Introduction Whilst the majority of seriously ill people express a wish to die at home (79%), only half of those achieve this. The likelihood of patients remaining at home often depends on availability of able and willing informal carers who take on numerous care tasks, often including the responsibility of assisting patients with oral medications. The role of carers administering subcutaneous injections is not widespread practice in the UK, but has proven to be key in achieving home death in other countries.
Aim To determine if carer-administration of as-needed subcutaneous medication for four breakthrough symptoms (pain, nausea, restlessness and noisy breathing) in homebased dying patients is feasible and acceptable in the UK.
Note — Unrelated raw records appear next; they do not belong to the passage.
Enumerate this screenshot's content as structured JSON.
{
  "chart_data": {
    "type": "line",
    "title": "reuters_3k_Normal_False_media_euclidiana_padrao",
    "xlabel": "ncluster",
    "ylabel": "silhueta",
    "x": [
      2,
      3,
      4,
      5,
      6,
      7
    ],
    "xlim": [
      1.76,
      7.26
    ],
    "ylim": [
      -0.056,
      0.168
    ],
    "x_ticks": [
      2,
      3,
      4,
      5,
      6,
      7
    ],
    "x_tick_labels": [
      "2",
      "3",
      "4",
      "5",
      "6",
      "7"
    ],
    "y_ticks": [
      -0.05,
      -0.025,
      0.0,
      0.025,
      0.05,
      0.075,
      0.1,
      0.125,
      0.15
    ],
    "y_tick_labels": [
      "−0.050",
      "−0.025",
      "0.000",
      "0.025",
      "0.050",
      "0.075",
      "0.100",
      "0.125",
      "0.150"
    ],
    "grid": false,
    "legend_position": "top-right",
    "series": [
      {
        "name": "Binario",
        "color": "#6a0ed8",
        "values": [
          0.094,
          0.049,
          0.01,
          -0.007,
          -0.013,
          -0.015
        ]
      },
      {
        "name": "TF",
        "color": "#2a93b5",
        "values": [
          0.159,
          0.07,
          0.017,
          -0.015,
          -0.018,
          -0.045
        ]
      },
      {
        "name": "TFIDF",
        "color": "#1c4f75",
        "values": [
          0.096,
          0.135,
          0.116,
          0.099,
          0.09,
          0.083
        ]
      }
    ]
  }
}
Methods One hundred adult patients in the last weeks of life who are likely to lose the oral route and have expressed a preference to die at home will be recruited with their carers to an external randomised pilot trial across three UK sites (North Wales, South Wales and Gloucestershire). Carers randomised to the intervention arm will receive a manualised training package adapted from an existing Australian model and delivered by local district nursing teams. Dyads in the control arm will receive usual care.
Results The main outcomes of interest will be feasibility, acceptability, recruitment rates, attrition and selection of the most appropriate outcomes measures.
Conclusion Findings will inform a definitive Phase III randomised controlled trial.
The study is funded by the National Institute for Health Research (HTA project 15/10/37). The views expressed are those of the author(s) and not necessarily those of the NHS, the NIHR or the Department of Health.